Adjusting takes time
Gobert spoke about the dynamic of playing alongside Karl-Anthony Towns and adjusting to the new franchise.
“I don’t really like to call him a center because I don’t think he’s a center. I think it’s more of a wing in a center’s body,“ Gobert said of KAT in his latest interview with the New York Times.
“People like to focus on the fact that it’s two big men that play together, but there is always a process of adjustment when a player like me joins another team. Building chemistry takes time,” the big man added.
Gobert's numbers and his defensive impact are well down from last year. A season ago the 3x All-Star averaged 15.6 points, league-leading 14.7 rebounds, and 2.1 blocks. This season, he averages 14 points, 12.3 rebounds and “only” 1.2 blocks per game; his lowest number since his rookie season.
Dealing with criticism
Over the years, Gobert has been the target of criticism for his play. Despite the change of scenery, this season is no different.
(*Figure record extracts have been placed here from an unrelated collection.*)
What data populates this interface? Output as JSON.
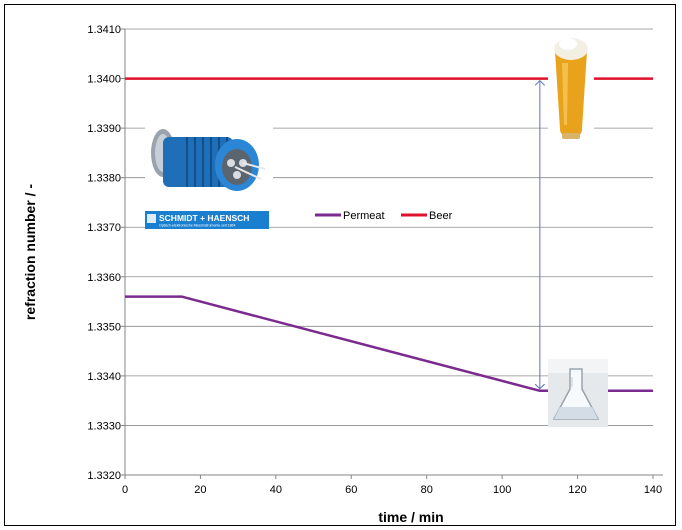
{
  "chart_data": {
    "type": "line",
    "xlabel": "time / min",
    "ylabel": "refraction number / -",
    "xlim": [
      0,
      140
    ],
    "ylim": [
      1.332,
      1.341
    ],
    "xticks": [
      0,
      20,
      40,
      60,
      80,
      100,
      120,
      140
    ],
    "yticks": [
      "1.3320",
      "1.3330",
      "1.3340",
      "1.3350",
      "1.3360",
      "1.3370",
      "1.3380",
      "1.3390",
      "1.3400",
      "1.3410"
    ],
    "grid": "horizontal",
    "legend_position": "center",
    "series": [
      {
        "name": "Permeat",
        "color": "#7b2a8f",
        "points": [
          [
            0,
            1.3356
          ],
          [
            15,
            1.3356
          ],
          [
            110,
            1.3337
          ],
          [
            140,
            1.3337
          ]
        ]
      },
      {
        "name": "Beer",
        "color": "#e0112b",
        "points": [
          [
            0,
            1.34
          ],
          [
            140,
            1.34
          ]
        ]
      }
    ],
    "annotations": [
      {
        "type": "double-arrow",
        "x": 110,
        "y_from": 1.3337,
        "y_to": 1.34,
        "color": "#5a74b8"
      }
    ]
  },
  "images": {
    "sensor": "refractometer-sensor-photo",
    "logo_text": "SCHMIDT + HAENSCH",
    "logo_subtext": "Optisch-elektronische Messinstrumente seit 1864",
    "beer_glass": "beer-glass-photo",
    "flask": "permeate-flask-photo"
  }
}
“Once I started to have success, when I started winning defensive player of the year, All-N.B.A., being an All-Star. When my team, when we started winning like 50 games and stuff. The people on social media are always the loudest. When I go outside, it’s usually all the interactions are positive,” Gobert said.
It is no surprise to see sports stars getting a lot of hate and criticism all over social media, especially after a rough patch in their respective careers.
“Social media is a different place, and the people that have a lot of frustration can put it out there. The fans are going to have opinions.” Gobert added, as he tries to bounce back and salvage what has been a disappointing run for the T-Wolves thus far.